Reflections: 3 Months

I can't believe I have been away from home 3 months already. It seems so crazy to think it has been that long and at the same time that short amount of time, this last month in particular has flown by.

Starting on a low note by losing my long term travel companions, being unable to find work in Sydney and not really getting along with Sydney as a city, whether this is because I felt very low after losing my East Coast family or not I am not sure, and then moving onto a farm in South Australia my life just seemed to be a crazy mess. However I feel like that farm is probably the best move I could have made in the whole situation. It has given me some stability and helped my work-a-holiday self from getting bored, it has also taken away the immediate stress of having to pay out money for accommodation when I don't have a job (or a plan).

It's hard work and long hours but I honestly enjoy it. The first week I didn't want to get my hands dirty, I have never been green fingered and pretty much refused to ever garden or weed back home but out here I am now keen to get stuck in and get my hands dirty which is crazy to me. I have pulled out six foot weeds, bled, sweated and become exhausted by it all but despite this I am keen to continue. I'm even developing muscles in places I never had them before and being active a lot which I am loving. The farm has even given me the opportunity to try new recipes which travelling hasn't given me before.

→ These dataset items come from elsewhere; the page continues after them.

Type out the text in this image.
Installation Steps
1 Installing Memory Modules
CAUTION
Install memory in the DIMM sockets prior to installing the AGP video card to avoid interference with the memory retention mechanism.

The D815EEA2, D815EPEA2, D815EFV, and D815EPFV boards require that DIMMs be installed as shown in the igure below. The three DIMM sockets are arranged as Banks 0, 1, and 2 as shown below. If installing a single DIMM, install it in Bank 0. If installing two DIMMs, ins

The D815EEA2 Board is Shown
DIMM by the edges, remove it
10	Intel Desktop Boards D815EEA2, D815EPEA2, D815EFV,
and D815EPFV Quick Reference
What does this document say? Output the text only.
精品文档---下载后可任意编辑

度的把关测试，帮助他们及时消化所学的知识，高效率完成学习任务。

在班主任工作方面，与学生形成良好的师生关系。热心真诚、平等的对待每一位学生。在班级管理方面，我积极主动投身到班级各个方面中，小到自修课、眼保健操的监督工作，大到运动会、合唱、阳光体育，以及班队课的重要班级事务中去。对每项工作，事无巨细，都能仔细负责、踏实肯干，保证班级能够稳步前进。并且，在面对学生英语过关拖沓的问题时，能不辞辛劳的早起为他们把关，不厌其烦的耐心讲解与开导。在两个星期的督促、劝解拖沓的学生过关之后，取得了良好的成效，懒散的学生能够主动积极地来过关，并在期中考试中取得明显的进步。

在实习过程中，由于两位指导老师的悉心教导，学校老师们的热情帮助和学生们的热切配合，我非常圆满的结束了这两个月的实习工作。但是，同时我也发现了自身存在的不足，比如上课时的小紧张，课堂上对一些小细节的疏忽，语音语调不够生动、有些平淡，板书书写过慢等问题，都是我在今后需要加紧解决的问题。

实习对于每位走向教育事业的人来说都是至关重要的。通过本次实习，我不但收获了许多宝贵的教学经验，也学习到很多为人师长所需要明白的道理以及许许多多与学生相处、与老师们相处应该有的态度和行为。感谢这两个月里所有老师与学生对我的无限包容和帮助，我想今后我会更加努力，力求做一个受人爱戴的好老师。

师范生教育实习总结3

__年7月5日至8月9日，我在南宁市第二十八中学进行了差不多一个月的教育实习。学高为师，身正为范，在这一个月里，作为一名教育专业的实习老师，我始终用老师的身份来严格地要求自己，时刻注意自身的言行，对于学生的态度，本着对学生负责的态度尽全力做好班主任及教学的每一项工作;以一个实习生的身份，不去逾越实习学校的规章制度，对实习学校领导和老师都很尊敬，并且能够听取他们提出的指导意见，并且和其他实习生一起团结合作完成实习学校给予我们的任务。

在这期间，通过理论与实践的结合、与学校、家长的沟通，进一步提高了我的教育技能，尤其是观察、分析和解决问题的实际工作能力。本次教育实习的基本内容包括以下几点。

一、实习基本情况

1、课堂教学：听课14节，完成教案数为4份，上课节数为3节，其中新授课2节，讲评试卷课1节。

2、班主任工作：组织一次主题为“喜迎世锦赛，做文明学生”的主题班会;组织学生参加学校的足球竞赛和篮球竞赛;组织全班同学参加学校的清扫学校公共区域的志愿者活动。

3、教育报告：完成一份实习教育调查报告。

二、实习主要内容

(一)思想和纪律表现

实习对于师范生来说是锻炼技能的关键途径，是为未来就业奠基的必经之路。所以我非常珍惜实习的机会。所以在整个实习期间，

Now the only thing I think I need to do is learn how to relax again, or at least gain a balance between working and relaxing as I tend to do all of one and none of the other. The last 2 months were all relaxing for me so this month has seen me throwing myself into work, trying to find work or stressing about working that I haven't really relaxed which has always been a problem for me. Getting my second year visa work done early is taking a huge weight off my mind and give me the oppertunity to really think about what I want to achieve in Australia before I move on and I would recommend this approach to anyone looking to stay in Australia for longer, starting your regional work sooner means if you hate it, you move on and still have time to do some more elsewhere. So I am glad I took this approach and feel so fortunate to have landed myself straight in a good farm.